À quelques semaines du début des Jeux Méditerranéens 2022 à Oran (25 juin – 05 juillet), les premières turbulences se font ressentir. En effet, pour le concours équitation, la France, l’Espagne et l’Italie ne seront pas de la partie comme prévu initialement. C’est la Fédération française d’équitation (FFE) qui était la première à annoncer son retrait justifiant que « les garanties attendues n’ont pu être apportées par l’organisateur ». Un argument que Mohamed-Aziz Derouaz, Commissaire des JM-2022, a complètement nié en chargeant ouvertement les contestataires évoquant des explications mensongères.

Par Mohamed Touileb
L’information date de jeudi dernier. Mais elle n’a émergé qu’hier. En effet, la cavalerie française ne veut pas se présenter aux concours d’équitation des Jeux Méditerranéens. « Après concertation avec le Comité national olympique et sportif français (CNOSF) et le staff fédéral de saut d’obstacles, la Fédération Française d’Équitation (FFE) a pris la décision de renoncer à la participation de l’équipe de France aux Jeux méditerranéens d’Oran (ALG), prévus entre le 30 juin et le 3 juillet 2022 », écrivait l’instance dans un communiqué.
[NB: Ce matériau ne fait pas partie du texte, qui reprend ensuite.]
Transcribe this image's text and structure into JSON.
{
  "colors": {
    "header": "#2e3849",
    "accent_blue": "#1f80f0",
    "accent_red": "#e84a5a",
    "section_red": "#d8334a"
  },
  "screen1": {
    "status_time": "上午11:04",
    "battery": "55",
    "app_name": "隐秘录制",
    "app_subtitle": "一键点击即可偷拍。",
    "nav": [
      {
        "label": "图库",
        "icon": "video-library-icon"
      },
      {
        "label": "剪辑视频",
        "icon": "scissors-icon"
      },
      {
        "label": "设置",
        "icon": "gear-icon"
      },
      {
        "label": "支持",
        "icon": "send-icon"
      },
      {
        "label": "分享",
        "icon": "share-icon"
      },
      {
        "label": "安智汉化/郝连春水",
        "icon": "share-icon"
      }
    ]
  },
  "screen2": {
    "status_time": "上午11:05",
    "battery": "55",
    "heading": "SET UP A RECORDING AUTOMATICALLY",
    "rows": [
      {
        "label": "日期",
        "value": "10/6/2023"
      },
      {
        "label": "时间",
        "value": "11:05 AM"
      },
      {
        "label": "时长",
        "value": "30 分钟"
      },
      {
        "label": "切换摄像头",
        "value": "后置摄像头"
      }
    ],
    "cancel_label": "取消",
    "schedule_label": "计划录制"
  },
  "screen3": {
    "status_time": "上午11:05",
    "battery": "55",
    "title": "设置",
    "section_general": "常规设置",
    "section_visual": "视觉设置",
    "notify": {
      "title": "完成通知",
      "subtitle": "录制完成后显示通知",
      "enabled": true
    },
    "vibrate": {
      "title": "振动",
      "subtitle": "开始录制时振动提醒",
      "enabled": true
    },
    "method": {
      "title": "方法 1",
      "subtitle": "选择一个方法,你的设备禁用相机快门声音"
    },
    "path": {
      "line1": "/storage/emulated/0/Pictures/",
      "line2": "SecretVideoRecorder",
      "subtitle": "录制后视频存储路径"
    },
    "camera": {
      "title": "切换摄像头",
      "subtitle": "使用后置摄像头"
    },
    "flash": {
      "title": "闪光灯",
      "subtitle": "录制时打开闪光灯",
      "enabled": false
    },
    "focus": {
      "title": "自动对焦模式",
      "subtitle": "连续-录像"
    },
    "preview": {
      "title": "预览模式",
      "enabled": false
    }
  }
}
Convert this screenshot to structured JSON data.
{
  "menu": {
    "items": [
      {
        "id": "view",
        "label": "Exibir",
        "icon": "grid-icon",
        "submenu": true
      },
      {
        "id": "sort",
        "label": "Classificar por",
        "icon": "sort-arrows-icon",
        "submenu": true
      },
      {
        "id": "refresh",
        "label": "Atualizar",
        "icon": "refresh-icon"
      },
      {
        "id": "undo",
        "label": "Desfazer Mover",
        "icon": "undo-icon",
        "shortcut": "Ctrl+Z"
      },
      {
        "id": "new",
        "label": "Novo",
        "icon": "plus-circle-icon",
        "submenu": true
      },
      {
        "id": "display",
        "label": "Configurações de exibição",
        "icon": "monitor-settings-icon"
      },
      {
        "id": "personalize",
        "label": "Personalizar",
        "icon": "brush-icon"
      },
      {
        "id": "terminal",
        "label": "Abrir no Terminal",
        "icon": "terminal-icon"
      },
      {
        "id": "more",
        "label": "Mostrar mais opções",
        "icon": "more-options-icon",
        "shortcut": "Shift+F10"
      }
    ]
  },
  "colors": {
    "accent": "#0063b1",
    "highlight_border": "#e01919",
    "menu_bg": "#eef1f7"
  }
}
Pour justifier ce forfait, la FFE explique que « malgré les multiples démarches entreprises tant au niveau sportif qu’administratif, au même titre que d’autres équipes européennes comme l’Espagne ou l’Italie, les garanties attendues n’ont pu être apportées par l’organisateur ». Elle ajoute qu’« en l’absence d’un programme sportif spécifique du Comité d’Organisation des Jeux méditerranéens d’Oran et d’un dispositif logistique et sanitaire garantissant le bien-être des chevaux, c’est à regret que la FFE a pris cette décision ».

Derouaz dément fermement !
Ces arguments, Mohamed Aziz Derouaz, Commissaire des «Méditérranéades», les a trouvés mensongers. L’ancien ministre de la Jeunesse et des Sports a déclaré hier matin que « les comités olympiques et les fédérations sont libres de participer ou pas aux épreuves ».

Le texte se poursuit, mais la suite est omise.